A nova diligência de Daniel Cem
O caso não dá mostras de terminar.
Contudo, o próprio Ministério Público começa a dar mostras de estar insatisfeito com o rumo que a situação tomou e procura timidamente terminar com as perseguições. Exemplo disso é o Ofício de 22 de Maio de 2018, em que o procurador da República Alberto dos Prazeres Guimarães se mostra agastado com as insistências do pastor Cem na tentativa de acusar, e publicitar essa acusação, o oitavo membro da igreja, João Sonhi, pelos alegados factos ligados ao rapto que inventou.
Ora, o Ministério Público tinha-se decidido por um Despacho de Abstenção em 29 de Abril de 2018, declarando extinto o procedimento criminal contra João Sonhi, por falta de provas. Por isso, no referido Ofício de Maio, o mesmo Ministério Público vem dizer que considera existir “um excesso de divulgação e preocupação” por parte de Daniel Cem na divulgação das suas acusações, manifestando claro incómodo com as diligências do pastor Cem.
A verdade em relação a João Sonhi é que o Ministério Público decidiu que não havia provas suficientes para produzir qualquer acusação contra ele. Na realidade, a única “prova” era a palavra do pastor Daniel Cem e a presença numa reunião no restaurante “Churra na Brasa”, a sul de Luanda. Acontece que ninguém demonstrou que nessa reunião se tenha congeminado qualquer rapto. A investigação feita pelas autoridades, mesmo com a brutalidade utilizada, não encontrou absolutamente nada contra Sonhi ou contra os outros pastores. Assim, o Ministério Público absteve-se que realizar qualquer acusação e extinguiu o procedimento contra João Sonhi.
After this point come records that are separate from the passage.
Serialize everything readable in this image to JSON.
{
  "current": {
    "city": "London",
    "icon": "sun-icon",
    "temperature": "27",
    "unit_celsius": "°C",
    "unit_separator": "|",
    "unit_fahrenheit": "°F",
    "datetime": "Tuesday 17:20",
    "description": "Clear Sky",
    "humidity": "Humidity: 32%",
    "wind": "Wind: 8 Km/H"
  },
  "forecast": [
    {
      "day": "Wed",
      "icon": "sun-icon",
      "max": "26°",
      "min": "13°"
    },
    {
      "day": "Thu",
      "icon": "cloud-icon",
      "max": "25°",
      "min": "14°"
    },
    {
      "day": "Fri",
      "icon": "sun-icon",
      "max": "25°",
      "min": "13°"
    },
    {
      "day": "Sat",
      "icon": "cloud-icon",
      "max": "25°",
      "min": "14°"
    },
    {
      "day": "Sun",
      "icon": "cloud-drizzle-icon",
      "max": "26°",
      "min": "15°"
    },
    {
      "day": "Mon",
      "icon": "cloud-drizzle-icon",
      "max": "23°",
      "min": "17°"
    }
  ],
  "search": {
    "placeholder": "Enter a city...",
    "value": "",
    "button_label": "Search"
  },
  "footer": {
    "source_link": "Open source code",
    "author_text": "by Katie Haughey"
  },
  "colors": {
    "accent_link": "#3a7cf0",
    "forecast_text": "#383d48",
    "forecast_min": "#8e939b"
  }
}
Não contente com tal atitude, o pastor Cem formalizou uma acusação particular contra Sonhi, dentro dos poderes que a lei lhe confere. Portanto, o Ministério Público não acusou, mas Cem acusou. Caberá ao juiz decidir se remete o processo para julgamento ou não. Em resumo, a acusação que Daniel Cem fez contra João Sonhi está nas mãos do mesmo juiz António Francisco, da 13.ª Secção do Tribunal Provincial de Luanda, que em plena sala de audiências recebeu 30 milhões de kwanzas do inventor do rapto.
A verdade é que estamos perante uma acusação sem factos e, mais do que isso, sem que seja estabelecido qualquer nexo de causalidade entre João Sonhi e o suposto rapto.
O Ministério Público não deve simplesmente pôr termo às acções de Daniel Cem. Por conta do ardil deste ex-líder da Igreja Adventista, com a conivência das instituições angolanas, um homem inocente foi torturado e morreu, enquanto outros foram e ainda são perseguidos. Em vez de assobiar para o lado, a justiça angolana tem de enfrentar este caso e mostrar-se decente.